Quantum steering without the detection loophole

Quantum steering without the detection loophole

Our paper “Conclusive quantum steering with superconducting transition edge sensors” has now been published in Nature Communications.

Quantum steering was introduced by fellow Austrian Erwin Schroedinger in 1935 alongside the much better known quantum phenomenon of entanglement. It describes the ability of one party to steer the measurement outcome of a second party on a quantum state shared between them. The interesting feature of quantum steering is that it can demonstrate quantumness in a regime which is weaker than that needed to disprove local realistic theories.

Original demonstrations of quantum steering involved experimental tests of the Einstein Podolsky Rosen (EPR) paradox. Since then, Howard Wiseman (one of our co-authors) and others have given the concept of steering a facelift, reformulating it in the context of quantum information.

Our contribution was to experimentally demonstrate steering while closing the so-called detection loophole, which would allow one of the two involved parties to cheat the other into thinking their state was steered properly, even though it wasn’t. The detection loophole is an issue which also pops up in Bell inequalities performed with photons; it originates in our inability to detect entangled single photon pairs with 100% efficiency. In practice, a conclusive demonstration of quantum steering is performed by violating a steering inequality, which in it’s simplest form requires a conditional detection efficiency of at least 50%.

This number was considered out of bounds until only a few years ago, when superconducting transition edge sensors hit the scene. These detectors—pioneered by our collaborators at the National Institute for Standards and Technology (NIST) in Boulder, Colorado—are in principle capable of detecting incoming single photons with near-unity efficiency. The experimental challenge for us was to build a source for entangled photons which, combined with these detectors, would allow us to surpass the 50% efficiency limit. We were quite successful at that and achieved an unprecedented conditional detection efficiency of 62%.

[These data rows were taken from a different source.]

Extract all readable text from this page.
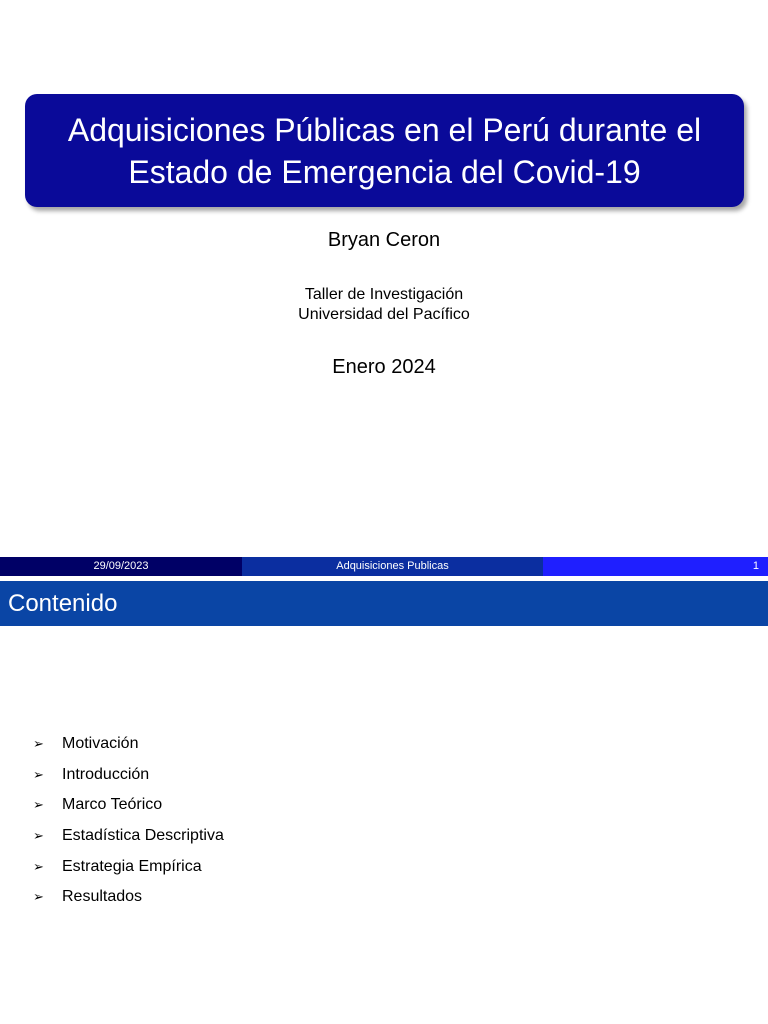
Adquisiciones Públicas en el Perú durante el
Estado de Emergencia del Covid-19
Bryan Ceron
Taller de Investigación
Universidad del Pacífico
Enero 2024
29/09/2023	Adquisiciones Publicas	1
Contenido
➢	Motivación
➢	Introducción
➢	Marco Teórico
➢	Estadística Descriptiva
➢	Estrategia Empírica
➢	Resultados
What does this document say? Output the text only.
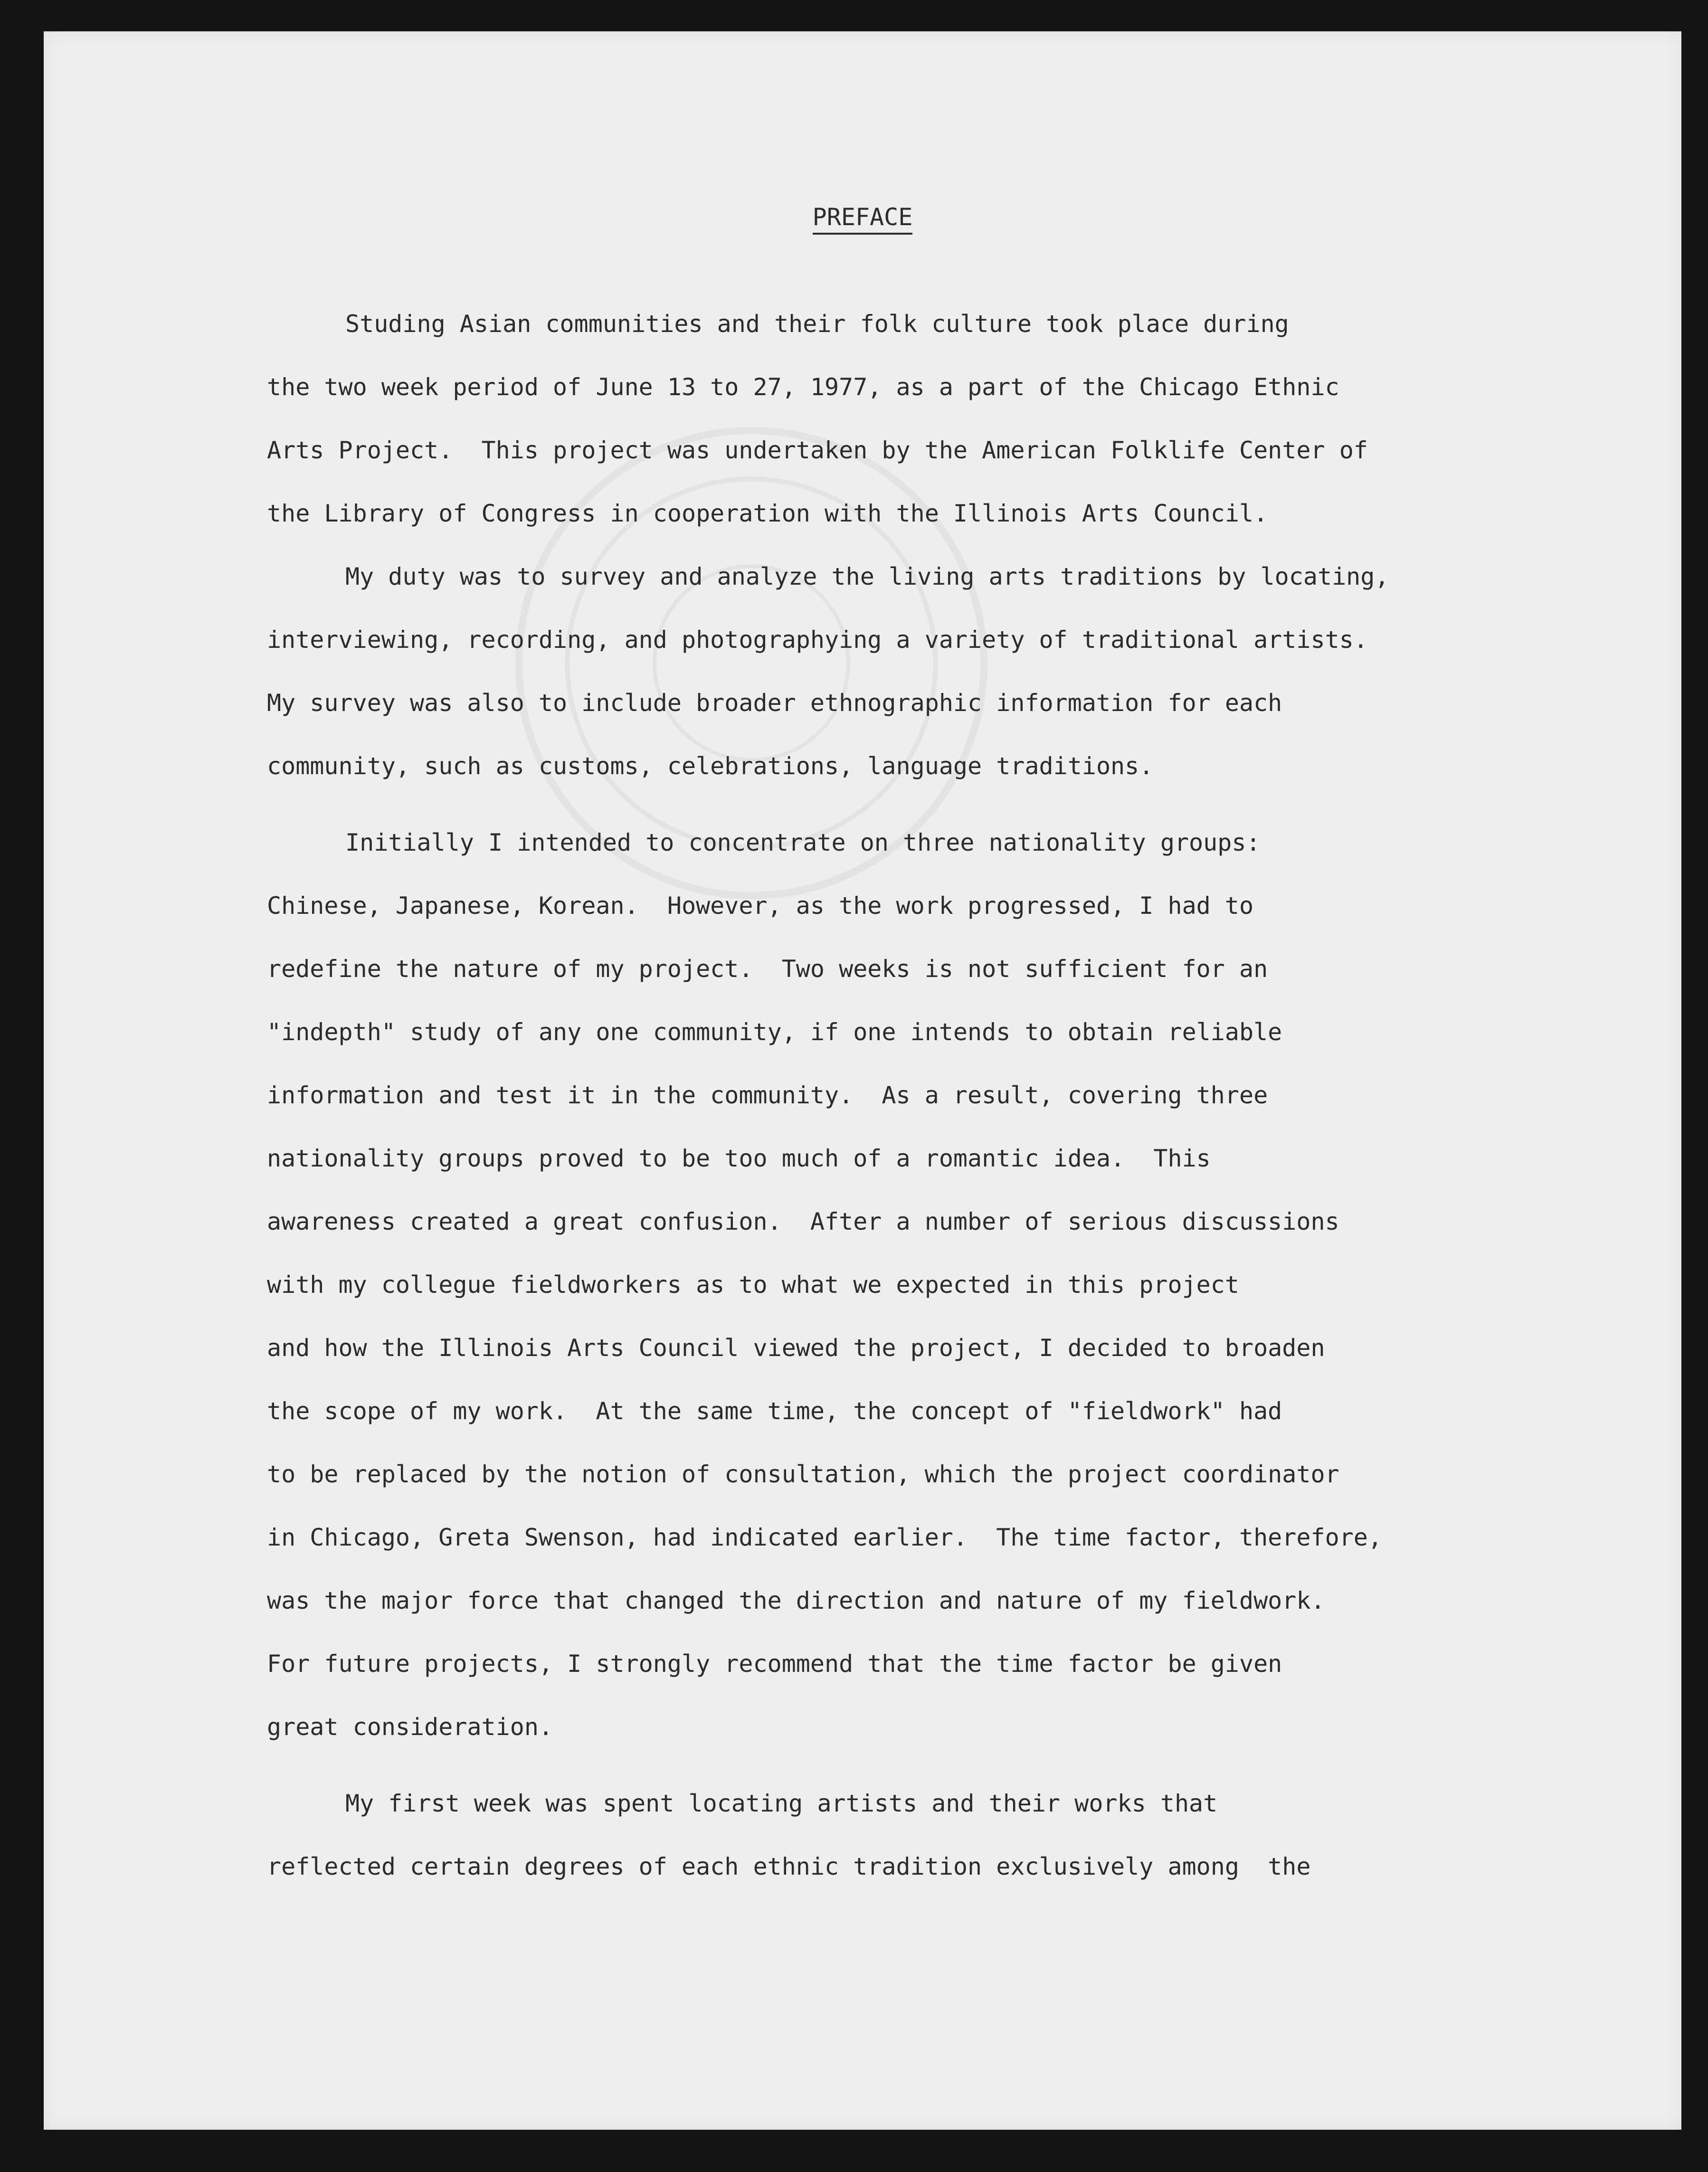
PREFACE
Studing Asian communities and their folk culture took place during
the two week period of June 13 to 27, 1977, as a part of the Chicago Ethnic
Arts Project.  This project was undertaken by the American Folklife Center of
the Library of Congress in cooperation with the Illinois Arts Council.
My duty was to survey and analyze the living arts traditions by locating,
interviewing, recording, and photographying a variety of traditional artists.
My survey was also to include broader ethnographic information for each
community, such as customs, celebrations, language traditions.
Initially I intended to concentrate on three nationality groups:
Chinese, Japanese, Korean.  However, as the work progressed, I had to
redefine the nature of my project.  Two weeks is not sufficient for an
"indepth" study of any one community, if one intends to obtain reliable
information and test it in the community.  As a result, covering three
nationality groups proved to be too much of a romantic idea.  This
awareness created a great confusion.  After a number of serious discussions
with my collegue fieldworkers as to what we expected in this project
and how the Illinois Arts Council viewed the project, I decided to broaden
the scope of my work.  At the same time, the concept of "fieldwork" had
to be replaced by the notion of consultation, which the project coordinator
in Chicago, Greta Swenson, had indicated earlier.  The time factor, therefore,
was the major force that changed the direction and nature of my fieldwork.
For future projects, I strongly recommend that the time factor be given
great consideration.
My first week was spent locating artists and their works that
reflected certain degrees of each ethnic tradition exclusively among  the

Simultaneous to our efforts, two other groups reported steering experiments which successfully closed the detection loophole. The experiment performed in Vienna (Bernhard Wittmann et al.) simultaneously closed the locality loophole (similar to our previous experiment described here), which would allow cheating by information leakage between the measurement devices used by our two parties. The second experiment, performed at Griffith university also here in Brisbane (A. Bennet et al.) demonstrated steering over a 1 km fiber channel. Both of these experiments were performed with conventional photon detectors, exploiting clever theory which allows one to lower the efficiency requirements by using more measurement settings.